OK, so right now we don't have each others genetics code to help us find the partner of our dreams, but, according to Lidove Noviny Magazine, it can be more fun not to know everything. Thousands of Czechs have reportedly taken to flirting over the Internet, where, hidden behind a silly nickname and false identity, they can be anyone they want to be. In the early 1990s, chatting was strictly a students' domain, now 30, 40 and 50 year olds are joining the game, having a bit of fun during their coffee break or even work hours. The magazine's editor, who went on line for some "on the job" flirting, found herself exchanging intimacies with a married guy with two children, who gave her his phone number but asked her not to call him at home in the evening.
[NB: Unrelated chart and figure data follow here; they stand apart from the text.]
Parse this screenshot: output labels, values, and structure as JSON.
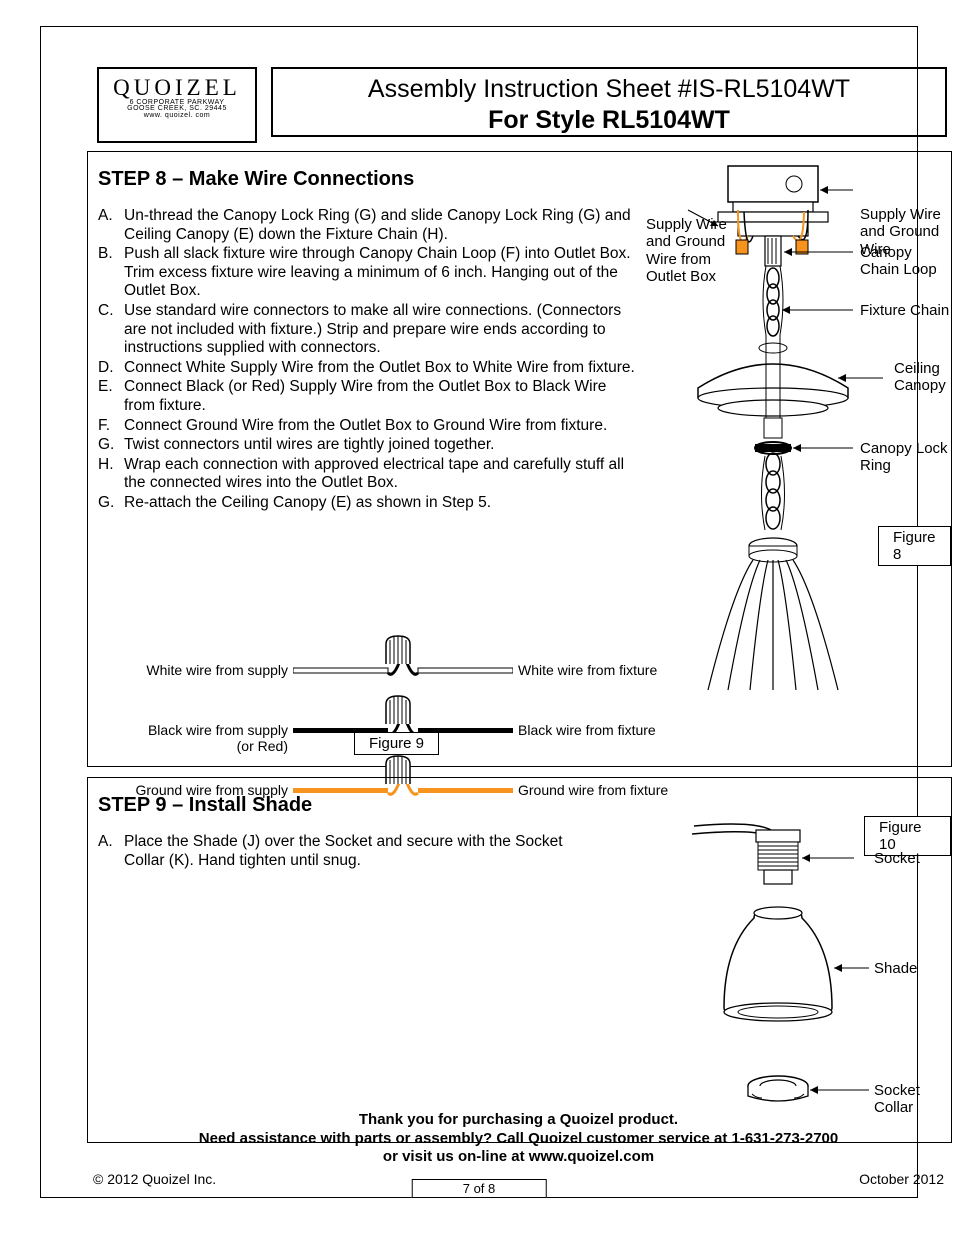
{
  "logo": {
    "brand": "QUOIZEL",
    "addr1": "6 CORPORATE PARKWAY",
    "addr2": "GOOSE CREEK, SC. 29445",
    "url": "www. quoizel. com"
  },
  "title": {
    "line1": "Assembly Instruction Sheet #IS-RL5104WT",
    "line2": "For Style RL5104WT"
  },
  "step8": {
    "heading": "STEP 8 – Make Wire Connections",
    "items": [
      {
        "l": "A.",
        "t": "Un-thread the Canopy Lock Ring (G) and slide Canopy Lock Ring (G) and Ceiling Canopy (E) down the Fixture Chain (H)."
      },
      {
        "l": "B.",
        "t": "Push all slack fixture wire through Canopy Chain Loop (F) into Outlet Box. Trim excess fixture wire leaving a minimum of 6 inch. Hanging out of the Outlet Box."
      },
      {
        "l": "C.",
        "t": "Use standard wire connectors to make all wire connections. (Connectors are not included with fixture.) Strip and prepare wire ends according to instructions supplied with connectors."
      },
      {
        "l": "D.",
        "t": "Connect White Supply Wire from the Outlet Box to White Wire from fixture."
      },
      {
        "l": "E.",
        "t": "Connect Black (or Red) Supply Wire from the Outlet Box to Black Wire from fixture."
      },
      {
        "l": "F.",
        "t": "Connect Ground Wire from the Outlet Box to Ground Wire from fixture."
      },
      {
        "l": "G.",
        "t": "Twist connectors until wires are tightly joined together."
      },
      {
        "l": "H.",
        "t": "Wrap each connection with approved electrical tape and carefully stuff all the connected wires into the Outlet Box."
      },
      {
        "l": "G.",
        "t": "Re-attach the Ceiling Canopy (E) as shown in Step 5."
      }
    ],
    "figure_main": "Figure 8",
    "figure_wires": "Figure 9",
    "wire_rows": [
      {
        "left": "White wire from supply",
        "right": "White wire from fixture",
        "color": "#ffffff",
        "stroke": "#000000"
      },
      {
        "left": "Black wire from supply\n(or Red)",
        "right": "Black wire from fixture",
        "color": "#000000",
        "stroke": "#000000"
      },
      {
        "left": "Ground wire from supply",
        "right": "Ground wire from fixture",
        "color": "#f7941e",
        "stroke": "#f7941e"
      }
    ],
    "callouts": {
      "supply_left": "Supply Wire and Ground Wire from Outlet Box",
      "supply_right": "Supply Wire and Ground Wire",
      "chain_loop": "Canopy Chain Loop",
      "fixture_chain": "Fixture Chain",
      "ceiling_canopy": "Ceiling Canopy",
      "lock_ring": "Canopy Lock Ring"
    }
  },
  "step9": {
    "heading": "STEP 9 – Install Shade",
    "items": [
      {
        "l": "A.",
        "t": "Place the Shade (J) over the Socket and secure with the Socket Collar (K). Hand tighten until snug."
      }
    ],
    "figure": "Figure 10",
    "callouts": {
      "socket": "Socket",
      "shade": "Shade",
      "collar": "Socket Collar"
    }
  },
  "footer": {
    "line1": "Thank you for purchasing a Quoizel product.",
    "line2": "Need assistance with parts or assembly? Call Quoizel customer service at 1-631-273-2700",
    "line3": "or visit us on-line at www.quoizel.com",
    "copyright": "© 2012  Quoizel Inc.",
    "date": "October 2012",
    "page": "7 of 8"
  },
  "colors": {
    "orange": "#f7941e",
    "black": "#000000"
  }
}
Although many people are in it for the fun, some actually agree to meet. Often the sand-castle crumbles, the weekly says, that delightful bubbly twenty-year-old turns out to be 40 and seriously overweight, the girl you were crazy about is a homosexual, or your Bruce Willis look-alike arrives with a bald head and a beer belly. Never mind, there are lots of others out there - and maybe next time you'll leave well enough alone and just enjoy that coffee break. On the other hand, you might give this guy a chance - at least until you see his genetics code...

And finally, what do Czech women think of Czech men? Yes, I realize how unfair this is, but I swear I don't have the opposite survey. For some reason, Lidove Noviny Magazine only conducted this "one-way" research. And here's what they came up with: the qualities that Czech women most value in their male counterparts are - a sense of humor that brightens their days and helps them survive hard times, and the fact that they are good at jobs around the house. Even doctors and professors who have spent the day operating or lecturing have no trouble fixing anything that needs to be fixed around the house - and most seem to enjoy it. On the other hand, the ladies say that their male counterparts are a lot less gallant that Russian or Italian men, for instance, and that the middle and older generation especially leave the responsibility for the household, various chores and parental duties entirely on their wives' shoulders. What does that make Czech women? According to the survey, women see themselves as being down to earth, pragmatic and responsible. Most of them would like to be more pampered.